What do you do when you wake up early on a Friday morning? I like to poke around on JStor’s fabulous Data For Research. This site lets you ask questions like, what is the first use of the word “macroeconomics” in an economics journal archived in JStor? 1946. How about intersectionality in Sociology? 1994, though it shows up in Law Reviews in 1989.
Or, if you’re feeling like a bit of early AM combinatorics, you can ask, how often do the big trinities get listed in the usual ordering vs. any other ordering? By “big trinities”, I am referring of course to “race, class, and gender” and “Marx, Weber, and Durkheim”, usually (at least in my experience) listed in that order. But how dominant is that ordering? To the data! Note, all searches are on the entire corpus of Sociology, which includes oodles of things like book reviews and other not-just-articles. Also note, I tried the searches without the “and” (i.e. “race, class, gender” or “Marx, Weber, Durkheim”).

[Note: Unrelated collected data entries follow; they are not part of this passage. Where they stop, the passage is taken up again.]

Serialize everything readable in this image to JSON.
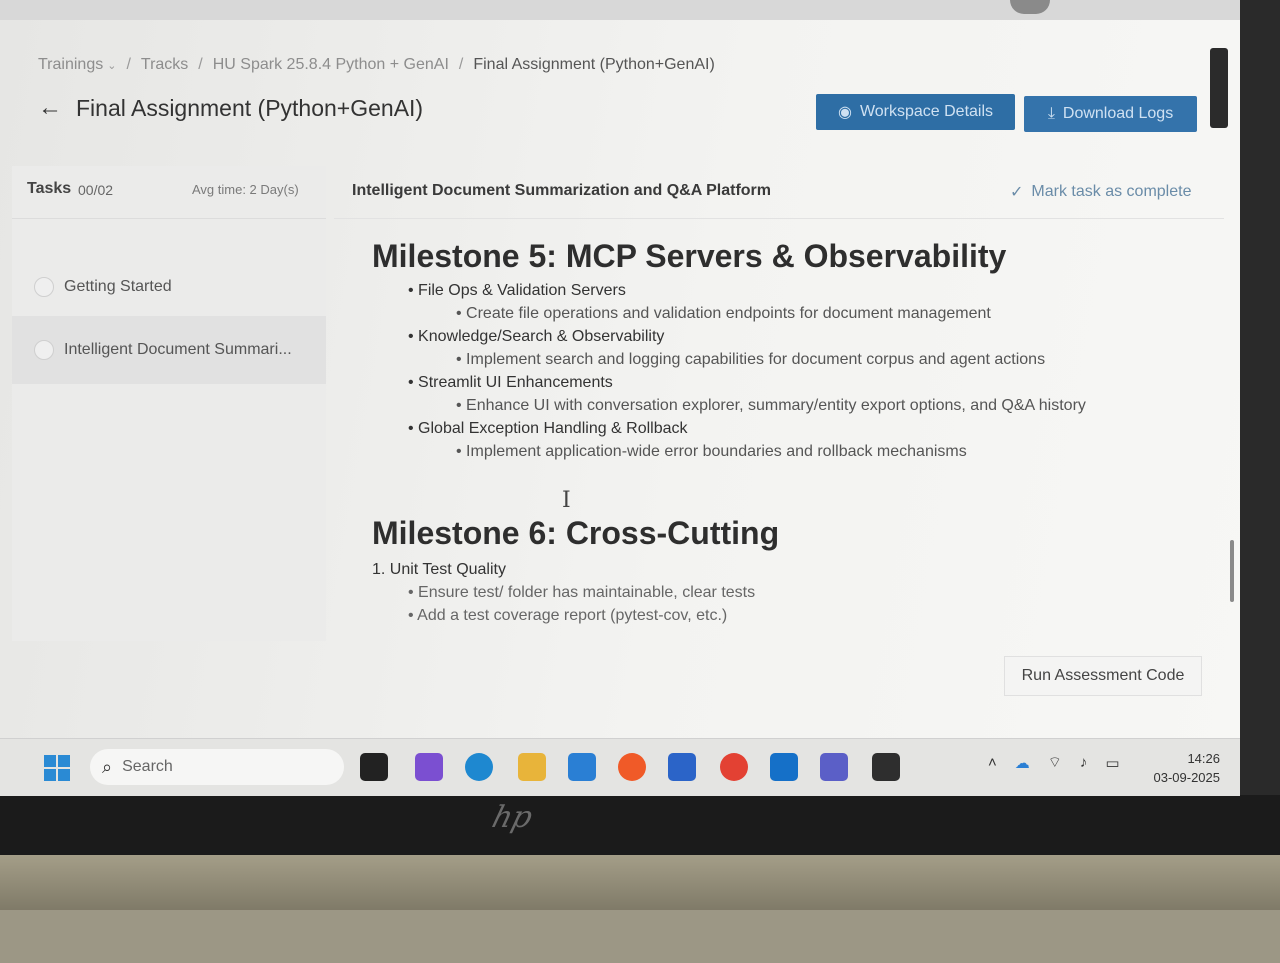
{
  "breadcrumb": {
    "items": [
      "Trainings",
      "Tracks",
      "HU Spark 25.8.4 Python + GenAI",
      "Final Assignment (Python+GenAI)"
    ]
  },
  "header": {
    "title": "Final Assignment (Python+GenAI)",
    "workspace_button": "Workspace Details",
    "download_button": "Download Logs"
  },
  "tasks_panel": {
    "label": "Tasks",
    "count": "00/02",
    "avg_time": "Avg time: 2 Day(s)",
    "items": [
      {
        "label": "Getting Started"
      },
      {
        "label": "Intelligent Document Summari..."
      }
    ]
  },
  "task": {
    "title": "Intelligent Document Summarization and Q&A Platform",
    "mark_complete": "Mark task as complete"
  },
  "content": {
    "milestone5": {
      "title": "Milestone 5: MCP Servers & Observability",
      "sections": [
        {
          "heading": "File Ops & Validation Servers",
          "detail": "Create file operations and validation endpoints for document management"
        },
        {
          "heading": "Knowledge/Search & Observability",
          "detail": "Implement search and logging capabilities for document corpus and agent actions"
        },
        {
          "heading": "Streamlit UI Enhancements",
          "detail": "Enhance UI with conversation explorer, summary/entity export options, and Q&A history"
        },
        {
          "heading": "Global Exception Handling & Rollback",
          "detail": "Implement application-wide error boundaries and rollback mechanisms"
        }
      ]
    },
    "milestone6": {
      "title": "Milestone 6: Cross-Cutting",
      "item1": "1. Unit Test Quality",
      "item1_bullets": [
        "Ensure test/ folder has maintainable, clear tests",
        "Add a test coverage report (pytest-cov, etc.)"
      ]
    }
  },
  "run_button": "Run Assessment Code",
  "taskbar": {
    "search_placeholder": "Search",
    "time": "14:26",
    "date": "03-09-2025"
  }
}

The results were different (mostly fewer hits), but had the same pattern.
Counts in All Sociology Journals
“race class and gender” = 1078
“race gender and class” = 329
“gender race and class” = 461
“gender class and race” = 229
“class race and gender” = 415
“class gender and race” = 195
So, at first glance, we confirm that the ordering “race, class and gender” is much more common than any of the other 6 possibilities. Neat. But perhaps what’s more interesting is to compare all of these 6 patterns to other trigrams with a slightly different set of marginalized identities. I just picked out two for comparison:
“race gender and sexuality” = 57
“race class and nationality” = 13
Like it or not, race, class and gender are our go-to divisions. A full analysis might reveal more interesting variation – and could also track patterns of usage over time (though with all of the options above, the 1990s seem a big boom, so I’m not sure there is too much to learn).

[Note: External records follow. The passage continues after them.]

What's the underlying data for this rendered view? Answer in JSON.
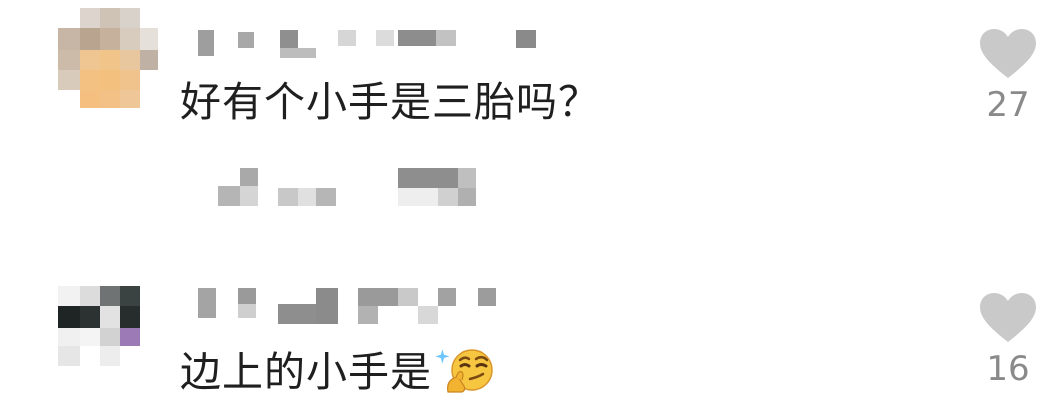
{
  "comments": [
    {
      "text": "好有个小手是三胎吗？",
      "like_count": "27",
      "icons": {
        "like": "heart-icon"
      }
    },
    {
      "text": "边上的小手是",
      "emoji": "smirk-thinking-emoji",
      "like_count": "16",
      "icons": {
        "like": "heart-icon"
      }
    }
  ],
  "colors": {
    "text": "#1f1f1f",
    "muted": "#8a8a8a",
    "heart": "#c9c9c9",
    "background": "#ffffff"
  }
}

How about classical theory?
Counts in All Sociology Journals
“Marx Weber and Durkheim” = 182
“Marx Durkheim and Weber” = 145
“Weber Durkheim and Marx” = 23
“Weber Marx and Durkheim” = 11
“Durkheim Weber and Marx” = 38
“Durkheim Marx and Weber” = 48
What interests me here is that the first two orderings – MWD and MDW – have nearly the same number of hits. Given that Weber and Durkheim were contemporaries, and that Marx and Weber are both German, I was somewhat surprised that the alternative “Marx Durkheim and Weber” was quite so popular. Perhaps it’s a consequence of a book on social theory of the same title existing. Of course, Giddens also uses that order in the subtitle of his famous Capitalism and Modern Social Theory. So maybe it’s not just an outlier, but we should really admit two possible orderings of this particular trio.

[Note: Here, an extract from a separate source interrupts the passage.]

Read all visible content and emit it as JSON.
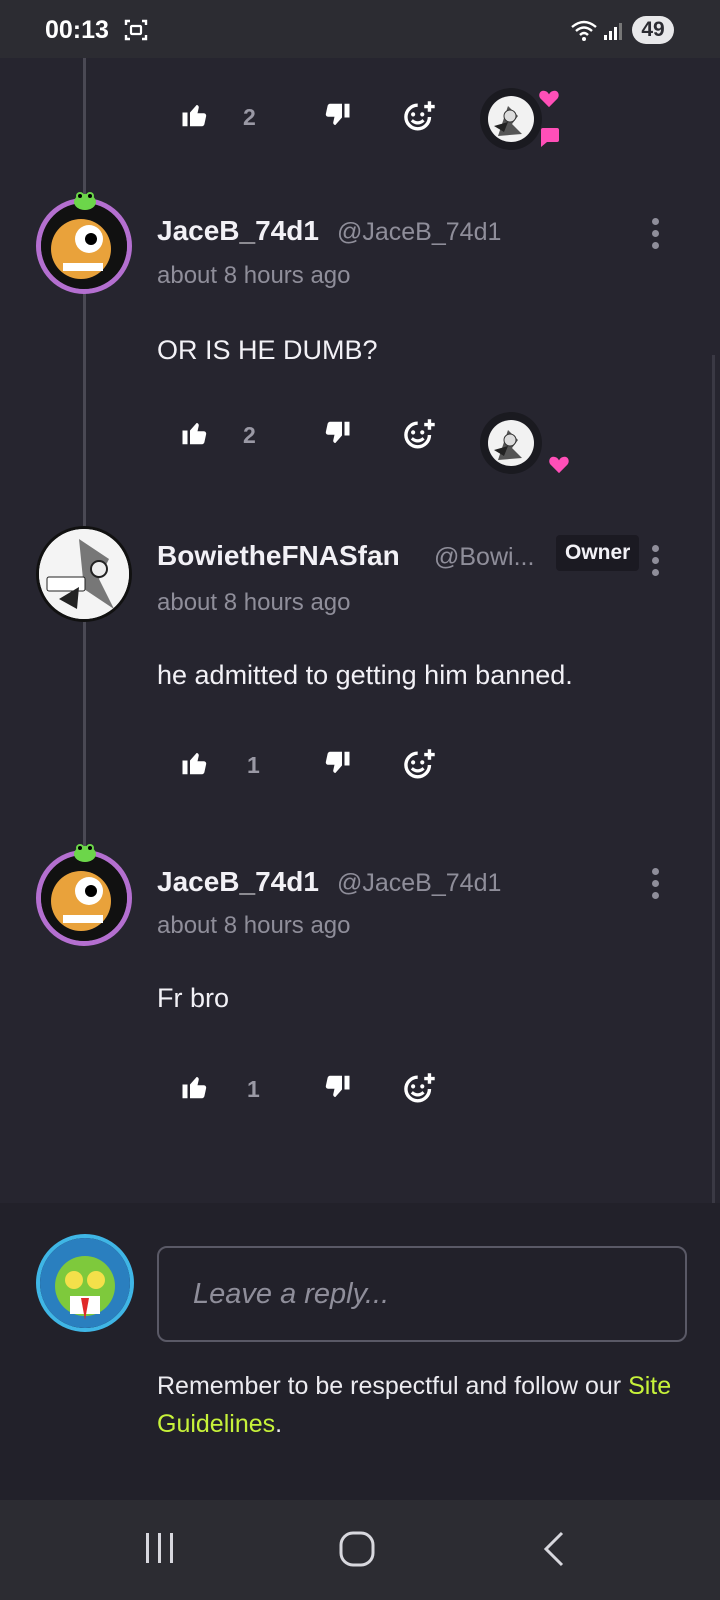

As for some comparisons, the results are not pretty:
“Marx Weber and Simmel” = 9
“Weber Simmel and Durkheim” = 17
“Weber Durkheim and DuBois” = 0
Simmel’s got some play, but I doubt anything will match the Big 3.
Alright, so what can we learn from all of this? Primarily, that I clearly need something more productive to do when I wake up early on a Friday! Beyond that, it’s up to you. Also, JStor is wonderful.